After decades of centralisation the citizens of Birmingham are being promised a ‘real shift’ in political power to local communities under the Labour council’s devolution policy.
Last month council leader Sir Albert Bore announced that he wanted 80 per cent of council services to be run at a district level with only strategic city-wide services and the city centre being managed from the middle.
Already responsibility for a range of services such as libraries, council house maintenance, youth services, leisure centres, parks and refuse collections have been handed to the ten district committees to run as they see fit.
And now a select committee has been set up to see what more could be done to move the city towards the 80 per cent level.
Chairing the inquiry is Coun Lisa Trickett (Lab Moseley and Kings Heath) who pointed out that Birmingham, as the largest local authority in Europe responsible for more than one million citizens, is larger than many small countries.

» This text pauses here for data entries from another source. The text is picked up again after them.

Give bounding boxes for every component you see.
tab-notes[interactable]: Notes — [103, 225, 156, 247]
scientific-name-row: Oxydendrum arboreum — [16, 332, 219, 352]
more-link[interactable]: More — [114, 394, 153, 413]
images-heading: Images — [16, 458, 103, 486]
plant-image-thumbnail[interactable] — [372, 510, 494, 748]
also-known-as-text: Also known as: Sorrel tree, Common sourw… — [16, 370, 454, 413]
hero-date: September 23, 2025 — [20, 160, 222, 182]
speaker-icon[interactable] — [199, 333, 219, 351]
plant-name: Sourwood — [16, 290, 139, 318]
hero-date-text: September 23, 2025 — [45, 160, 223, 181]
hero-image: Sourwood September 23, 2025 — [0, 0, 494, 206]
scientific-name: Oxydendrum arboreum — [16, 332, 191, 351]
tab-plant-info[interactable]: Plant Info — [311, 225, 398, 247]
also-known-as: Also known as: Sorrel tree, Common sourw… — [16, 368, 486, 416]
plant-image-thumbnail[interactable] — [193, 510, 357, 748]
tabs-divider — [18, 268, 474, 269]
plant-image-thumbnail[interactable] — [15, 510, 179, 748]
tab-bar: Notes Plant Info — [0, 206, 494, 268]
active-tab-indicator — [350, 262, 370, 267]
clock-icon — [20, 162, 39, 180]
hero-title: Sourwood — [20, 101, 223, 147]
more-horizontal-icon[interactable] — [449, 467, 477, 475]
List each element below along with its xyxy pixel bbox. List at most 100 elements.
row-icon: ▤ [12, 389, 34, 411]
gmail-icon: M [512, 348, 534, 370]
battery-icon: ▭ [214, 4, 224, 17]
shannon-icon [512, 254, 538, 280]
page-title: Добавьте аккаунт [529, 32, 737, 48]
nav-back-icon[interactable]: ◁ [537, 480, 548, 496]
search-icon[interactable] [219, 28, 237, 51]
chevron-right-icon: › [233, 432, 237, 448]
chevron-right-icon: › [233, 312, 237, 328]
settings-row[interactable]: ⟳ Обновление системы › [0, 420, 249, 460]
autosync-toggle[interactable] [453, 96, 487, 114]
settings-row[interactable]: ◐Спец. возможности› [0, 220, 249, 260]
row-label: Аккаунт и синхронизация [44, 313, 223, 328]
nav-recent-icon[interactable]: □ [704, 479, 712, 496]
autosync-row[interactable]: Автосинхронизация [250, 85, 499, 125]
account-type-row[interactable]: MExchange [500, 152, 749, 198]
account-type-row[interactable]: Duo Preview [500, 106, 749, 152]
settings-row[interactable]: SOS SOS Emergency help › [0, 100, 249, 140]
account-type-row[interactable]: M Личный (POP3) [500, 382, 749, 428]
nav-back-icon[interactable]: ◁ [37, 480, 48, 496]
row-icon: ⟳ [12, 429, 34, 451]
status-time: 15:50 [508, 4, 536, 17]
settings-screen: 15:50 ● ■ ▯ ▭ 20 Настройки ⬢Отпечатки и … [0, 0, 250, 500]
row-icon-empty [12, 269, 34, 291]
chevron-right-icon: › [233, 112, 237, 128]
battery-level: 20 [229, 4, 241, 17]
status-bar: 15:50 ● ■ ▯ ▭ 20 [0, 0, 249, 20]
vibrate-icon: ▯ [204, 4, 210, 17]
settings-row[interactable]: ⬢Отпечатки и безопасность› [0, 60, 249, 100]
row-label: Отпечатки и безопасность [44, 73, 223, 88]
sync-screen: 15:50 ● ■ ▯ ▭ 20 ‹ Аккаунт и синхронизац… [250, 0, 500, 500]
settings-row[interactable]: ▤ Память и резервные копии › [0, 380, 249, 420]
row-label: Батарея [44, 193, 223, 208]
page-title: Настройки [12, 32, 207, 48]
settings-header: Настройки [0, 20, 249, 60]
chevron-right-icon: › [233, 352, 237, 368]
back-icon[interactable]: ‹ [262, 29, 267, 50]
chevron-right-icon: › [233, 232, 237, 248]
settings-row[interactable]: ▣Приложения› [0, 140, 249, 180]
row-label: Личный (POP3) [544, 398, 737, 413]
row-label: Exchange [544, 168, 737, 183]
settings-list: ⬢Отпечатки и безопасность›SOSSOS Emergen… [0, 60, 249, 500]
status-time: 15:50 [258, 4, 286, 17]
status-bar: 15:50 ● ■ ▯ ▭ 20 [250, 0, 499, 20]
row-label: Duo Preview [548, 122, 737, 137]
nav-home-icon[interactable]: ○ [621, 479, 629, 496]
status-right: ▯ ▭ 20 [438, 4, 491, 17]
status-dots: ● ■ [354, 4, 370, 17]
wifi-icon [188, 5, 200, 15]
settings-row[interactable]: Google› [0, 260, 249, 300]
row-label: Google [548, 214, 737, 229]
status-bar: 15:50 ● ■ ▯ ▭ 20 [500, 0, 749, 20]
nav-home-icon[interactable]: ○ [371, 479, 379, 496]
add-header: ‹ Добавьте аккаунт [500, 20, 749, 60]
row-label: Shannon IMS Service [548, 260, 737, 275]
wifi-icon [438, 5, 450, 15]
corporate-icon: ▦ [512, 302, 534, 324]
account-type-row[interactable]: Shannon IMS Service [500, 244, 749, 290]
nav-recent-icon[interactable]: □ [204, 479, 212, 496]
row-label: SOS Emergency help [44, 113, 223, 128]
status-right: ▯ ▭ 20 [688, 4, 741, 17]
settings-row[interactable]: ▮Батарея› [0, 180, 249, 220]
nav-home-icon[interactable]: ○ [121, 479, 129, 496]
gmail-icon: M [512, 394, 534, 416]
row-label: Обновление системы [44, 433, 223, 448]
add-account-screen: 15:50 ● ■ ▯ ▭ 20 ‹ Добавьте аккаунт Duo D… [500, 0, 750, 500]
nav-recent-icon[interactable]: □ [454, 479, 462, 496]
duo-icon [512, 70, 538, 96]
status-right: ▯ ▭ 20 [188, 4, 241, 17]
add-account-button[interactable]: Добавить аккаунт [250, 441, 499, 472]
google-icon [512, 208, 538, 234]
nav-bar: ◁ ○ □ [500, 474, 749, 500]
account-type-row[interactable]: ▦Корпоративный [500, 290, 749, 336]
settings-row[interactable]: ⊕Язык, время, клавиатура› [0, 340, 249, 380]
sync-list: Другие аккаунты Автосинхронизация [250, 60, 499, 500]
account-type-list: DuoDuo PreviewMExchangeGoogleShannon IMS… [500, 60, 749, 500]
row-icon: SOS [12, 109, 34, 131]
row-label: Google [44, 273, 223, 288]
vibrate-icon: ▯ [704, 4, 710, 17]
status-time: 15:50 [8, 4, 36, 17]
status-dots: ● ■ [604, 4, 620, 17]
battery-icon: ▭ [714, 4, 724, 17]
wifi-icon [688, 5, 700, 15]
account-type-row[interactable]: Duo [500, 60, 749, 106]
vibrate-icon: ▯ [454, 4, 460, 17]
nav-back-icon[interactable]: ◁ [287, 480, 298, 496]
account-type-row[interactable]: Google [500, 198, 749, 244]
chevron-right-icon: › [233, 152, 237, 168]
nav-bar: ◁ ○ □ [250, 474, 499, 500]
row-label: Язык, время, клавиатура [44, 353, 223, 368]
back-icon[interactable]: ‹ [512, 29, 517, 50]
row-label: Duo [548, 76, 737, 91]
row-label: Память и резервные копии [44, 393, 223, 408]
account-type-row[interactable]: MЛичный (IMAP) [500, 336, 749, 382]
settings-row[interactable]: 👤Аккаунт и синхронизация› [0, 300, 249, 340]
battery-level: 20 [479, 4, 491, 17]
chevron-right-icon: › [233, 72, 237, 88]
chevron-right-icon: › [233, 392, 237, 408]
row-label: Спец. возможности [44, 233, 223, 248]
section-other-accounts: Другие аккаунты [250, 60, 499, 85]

Coun Trickett said: “Birmingham is the largest local authority in Europe, the size of many equivalent UN states – the one size fits all approach cannot work given our size and complexity.
“We have to build a new settlement with local communities where we together understand the strengths and opportunities in our localities, and establish how we can best work together to protect and improve key services and secure opportunity.
“Our devolution programme is not a paper exercise; it is about a fundamental shift in power and cultural change.
‘‘I want to ensure that through the work of this committee we are all clear on the challenges before us and have in place the collective capacity and confidence to make it happen this time around.”
A member of the inquiry committee, Sutton Vesey councillor Rob Pocock, wrote in the Birmingham Post last week that he hoped the special status of Sutton Coldfield would be recognised and greater powers devolved to the Royal Town.
Called ‘Making it Real’ the inquiry is focused on how to make the seemingly abstract idea of devolution matter and relevant for residents.
Coun Bore added: “I welcome this inquiry and the opportunity it will provide to review our progress and generate new thinking and opportunities for delivering the UK’s most ambitious devolution programme for local government.”